Earnings before income taxes, interest, amortization and non- controlling interest (EBITDA) stood at $8.0 million, down by 23.9%. The gross profit margin decreased slightly due to the market penetration expenses incurred to increase the Company's offering and presence in the retailers including renovation superstores market. Nevertheless, these expenses should be considered an investment that should lead to benefits in the medium term. The EBITDA profit margin decreased to 8.5% from 11.0% for the first quarter of 2008; this decline is due to the reduction in sales and the operating expenses incurred to further develop the retailers market.

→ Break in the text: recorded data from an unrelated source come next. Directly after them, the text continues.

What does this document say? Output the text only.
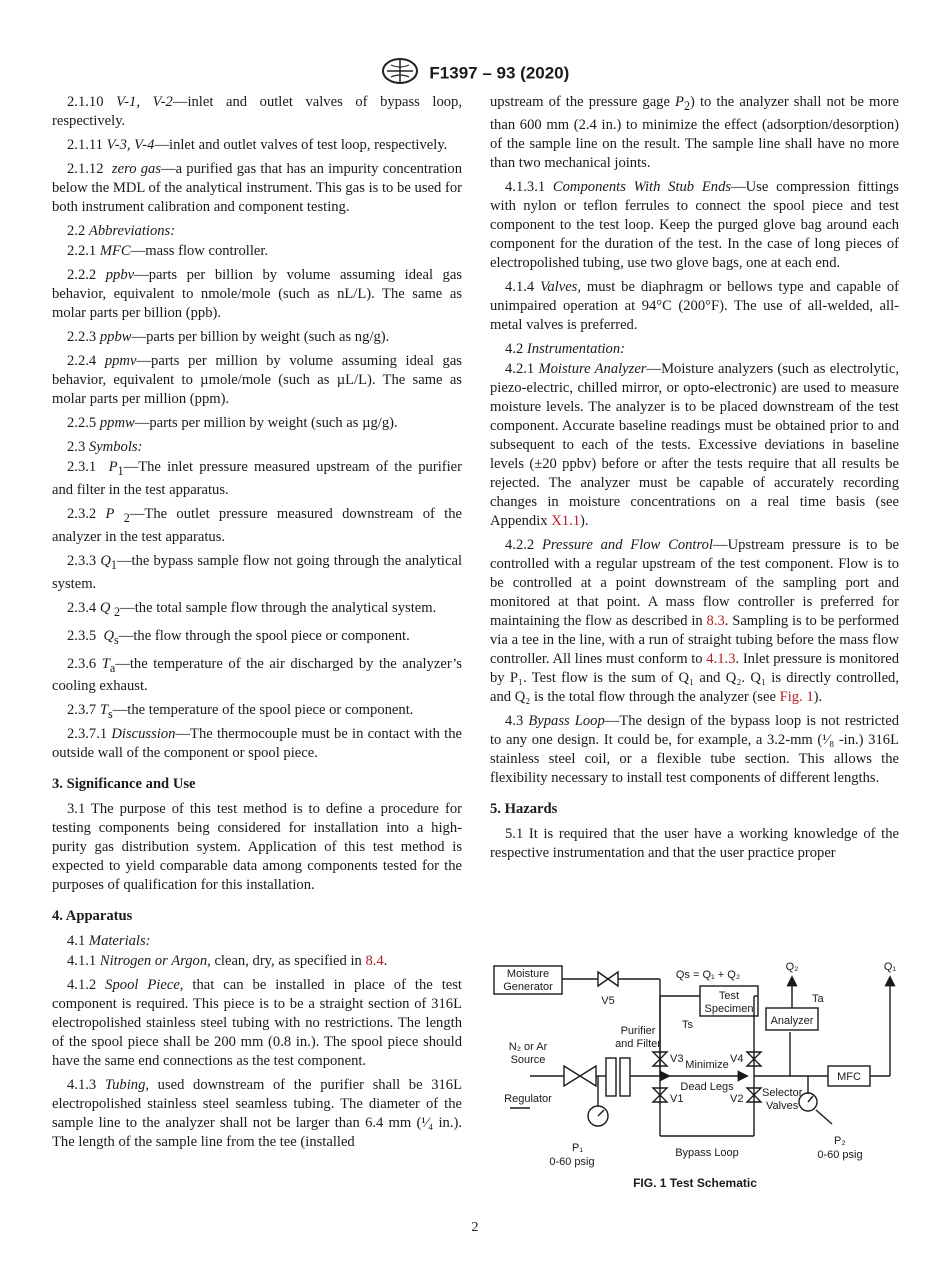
F1397 – 93 (2020)

2.1.10 V-1, V-2—inlet and outlet valves of bypass loop, respectively.

2.1.11 V-3, V-4—inlet and outlet valves of test loop, respectively.

2.1.12 zero gas—a purified gas that has an impurity concentration below the MDL of the analytical instrument. This gas is to be used for both instrument calibration and component testing.

2.2 Abbreviations:

2.2.1 MFC—mass flow controller.

2.2.2 ppbv—parts per billion by volume assuming ideal gas behavior, equivalent to nmole/mole (such as nL/L). The same as molar parts per billion (ppb).

2.2.3 ppbw—parts per billion by weight (such as ng/g).

2.2.4 ppmv—parts per million by volume assuming ideal gas behavior, equivalent to µmole/mole (such as µL/L). The same as molar parts per million (ppm).

2.2.5 ppmw—parts per million by weight (such as µg/g).

2.3 Symbols:

2.3.1 $P_1—The$ inlet pressure measured upstream of the purifier and filter in the test apparatus.

2.3.2 P $_2$—The outlet pressure measured downstream of the analyzer in the test apparatus.

2.3.3 $Q_1—the$ bypass sample flow not going through the analytical system.

2.3.4 Q $_2$—the total sample flow through the analytical system.

2.3.5 $Q_s—the$ flow through the spool piece or component.

2.3.6 $T_a—the$ temperature of the air discharged by the analyzer’s cooling exhaust.

2.3.7 $T_s—the$ temperature of the spool piece or component.

2.3.7.1 Discussion—The thermocouple must be in contact with the outside wall of the component or spool piece.

3. Significance and Use

3.1 The purpose of this test method is to define a procedure for testing components being considered for installation into a high-purity gas distribution system. Application of this test method is expected to yield comparable data among components tested for the purposes of qualification for this installation.

4. Apparatus

4.1 Materials:

4.1.1 Nitrogen or Argon, clean, dry, as specified in 8.4.

4.1.2 Spool Piece, that can be installed in place of the test component is required. This piece is to be a straight section of 316L electropolished stainless steel tubing with no restrictions. The length of the spool piece shall be 200 mm (0.8 in.). The spool piece should have the same end connections as the test component.

4.1.3 Tubing, used downstream of the purifier shall be 316L electropolished stainless steel seamless tubing. The diameter of the sample line to the analyzer shall not be larger than 6.4 mm (¹⁄₄ in.). The length of the sample line from the tee (installed

upstream of the pressure gage $P_2$) to the analyzer shall not be more than 600 mm (2.4 in.) to minimize the effect (adsorption/desorption) of the sample line on the result. The sample line shall have no more than two mechanical joints.

4.1.3.1 Components With Stub Ends—Use compression fittings with nylon or teflon ferrules to connect the spool piece and test component to the test loop. Keep the purged glove bag around each component for the duration of the test. In the case of long pieces of electropolished tubing, use two glove bags, one at each end.

4.1.4 Valves, must be diaphragm or bellows type and capable of unimpaired operation at 94°C (200°F). The use of all-welded, all-metal valves is preferred.

4.2 Instrumentation:

4.2.1 Moisture Analyzer—Moisture analyzers (such as electrolytic, piezo-electric, chilled mirror, or opto-electronic) are used to measure moisture levels. The analyzer is to be placed downstream of the test component. Accurate baseline readings must be obtained prior to and subsequent to each of the tests. Excessive deviations in baseline levels (±20 ppbv) before or after the tests require that all results be rejected. The analyzer must be capable of accurately recording changes in moisture concentrations on a real time basis (see Appendix X1.1).

4.2.2 Pressure and Flow Control—Upstream pressure is to be controlled with a regular upstream of the test component. Flow is to be controlled at a point downstream of the sampling port and monitored at that point. A mass flow controller is preferred for maintaining the flow as described in 8.3. Sampling is to be performed via a tee in the line, with a run of straight tubing before the mass flow controller. All lines must conform to 4.1.3. Inlet pressure is monitored by P₁. Test flow is the sum of Q₁ and Q₂. Q₁ is directly controlled, and Q₂ is the total flow through the analyzer (see Fig. 1).

4.3 Bypass Loop—The design of the bypass loop is not restricted to any one design. It could be, for example, a 3.2-mm (¹⁄₈ -in.) 316L stainless steel coil, or a flexible tube section. This allows the flexibility necessary to install test components of different lengths.

5. Hazards

5.1 It is required that the user have a working knowledge of the respective instrumentation and that the user practice proper

Moisture
Generator
V5
Qs = Q₁ + Q₂
Test
Specimen
Ts
Q₂	Q₁
Ta
Analyzer
Purifier
and Filter
N₂ or Ar
Source	V3	V4
Minimize
Dead Legs
MFC
Regulator	V1	V2 Selector
Valves
P₁
0-60 psig
P₂
0-60 psig
Bypass Loop
FIG. 1 Test Schematic
2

Amortization of capital assets increased by $0.3 million due primarily to the expansion completed in 2008, whereas amortization of intangible assets was practically stable at some $0.3 million.

Income taxes amounted to $2.1 million, compared with $2.7 million for the first quarter of 2008, reflecting the decline in earnings before income taxes and non-controlling interest. The income taxes of the first quarter of 2008 reflected the reduction in the Canadian tax rate effective January 1, 2008.

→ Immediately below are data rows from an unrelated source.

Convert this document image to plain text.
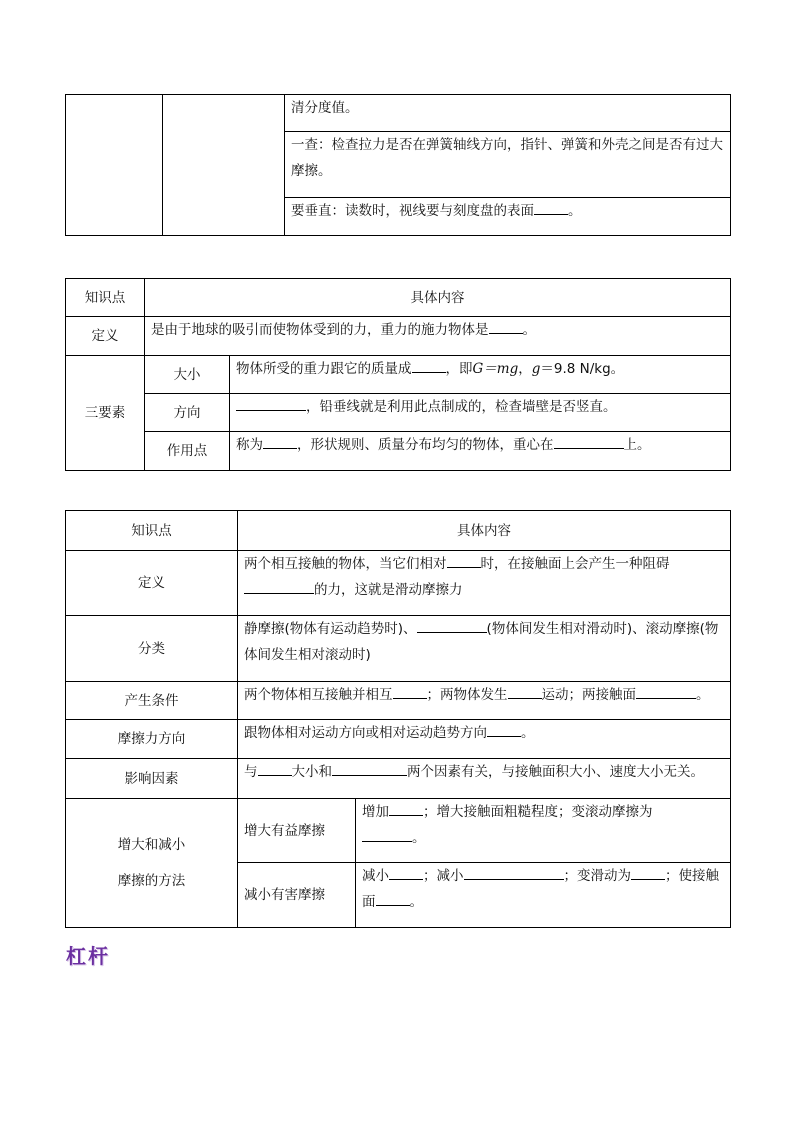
		清分度值。
一查：检查拉力是否在弹簧轴线方向，指针、弹簧和外壳之间是否有过大摩擦。
要垂直：读数时，视线要与刻度盘的表面	。
知识点	具体内容	
定义	是由于地球的吸引而使物体受到的力，重力的施力物体是 。	
三要素	大小	物体所受的重力跟它的质量成 ，即G＝mg，g＝9.8 N/kg。
	方向	，铅垂线就是利用此点制成的，检查墙壁是否竖直。
	作用点	称为 ，形状规则、质量分布均匀的物体，重心在 上。
知识点	具体内容	
定义	两个相互接触的物体，当它们相对 时，在接触面上会产生一种阻碍
的力，这就是滑动摩擦力	
分类	静摩擦(物体有运动趋势时)、 (物体间发生相对滑动时)、滚动摩擦(物体间发生相对滚动时)	
产生条件	两个物体相互接触并相互 ；两物体发生 运动；两接触面 。	
摩擦力方向	跟物体相对运动方向或相对运动趋势方向 。	
影响因素	与 大小和 两个因素有关，与接触面积大小、速度大小无关。	
增大和减小
摩擦的方法	增大有益摩擦	增加 ；增大接触面粗糙程度；变滚动摩擦为
。
	减小有害摩擦	减小 ；减小 ；变滑动为 ；使接触面 。
杠杆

Considering the aforementioned factors, net earnings decreased by 34.4% or $2.3 million to $4.3 million, representing 4.6% of the quarter's consolidated sales. Earnings per share amounted to $0.20 (basic and diluted), compared with $0.29 (basic and diluted) for the first quarter of 2008.

Comprehensive income totalled $5.9 million, on account of a latent foreign exchange gain of $1.5 million on translation of the financial statements of the subsidiary in the United States.

FINANCIAL POSITION

Change in principal cash flows and sources of financing

Operating activities

Cash flows from operating activities (before net change in non- cash working capital balances related to operations) totalled $6.3 million or $0.29 per share, compared with $8.0 million or $0.34 per share for the first quarter of 2008, mainly reflecting the decline in net earnings. Net change in non-cash working capital balances related to operations represented a cash outflow of $6.3 million; whereas accounts receivable provided cash flows of $7.2 million, accounts payable decreased by $4.7 million, income tax receivable increased by $4.0 million, and inventories by $4.8 million - these are always higher at the end of the first quarter in anticipation of future demand. Consequently, operating activities represented a cash outflow of $26,000, as opposed to a cash inflow of $1.1 million during the comparable period of 2008.

Financing activities

Richelieu paid a total of $1.8 million in shareholder dividends, an amount comparable to the dividends paid in the first quarter of 2008. The Company purchased common shares for a consideration of some $0.1 million, whereas it purchased shares for $0.8 million and repaid $0.2 million in debt during the first quarter of 2008. Financing activities thus used total cash flows of $1.8 million during the first quarter of 2009, compared with $2.7 million in the corresponding quarter of 2008.

Investing activities

Richelieu invested $0.9 million in various capital expenditures during the first quarter, compared with $0.5 million in the first quarter of 2008. This amount was primarily invested in displays targeted to renovation superstores, computer equipment and rolling stock for warehouses.

Sources of financing

As at February 28, 2009, cash and cash equivalents totalled $3.2 million, compared with $5.7 million for the same period of 2008. The Company posted a working capital of $135.0 million for a current ratio of 4.9:1, compared with $130.9 million and a 4.3:1 ratio as at November 30, 2008. Richelieu estimates that it has the capital resources needed to respect its ongoing obligations in 2009 and to assume the funding requirements needed for its growth and the financing and investing activities planned for the year.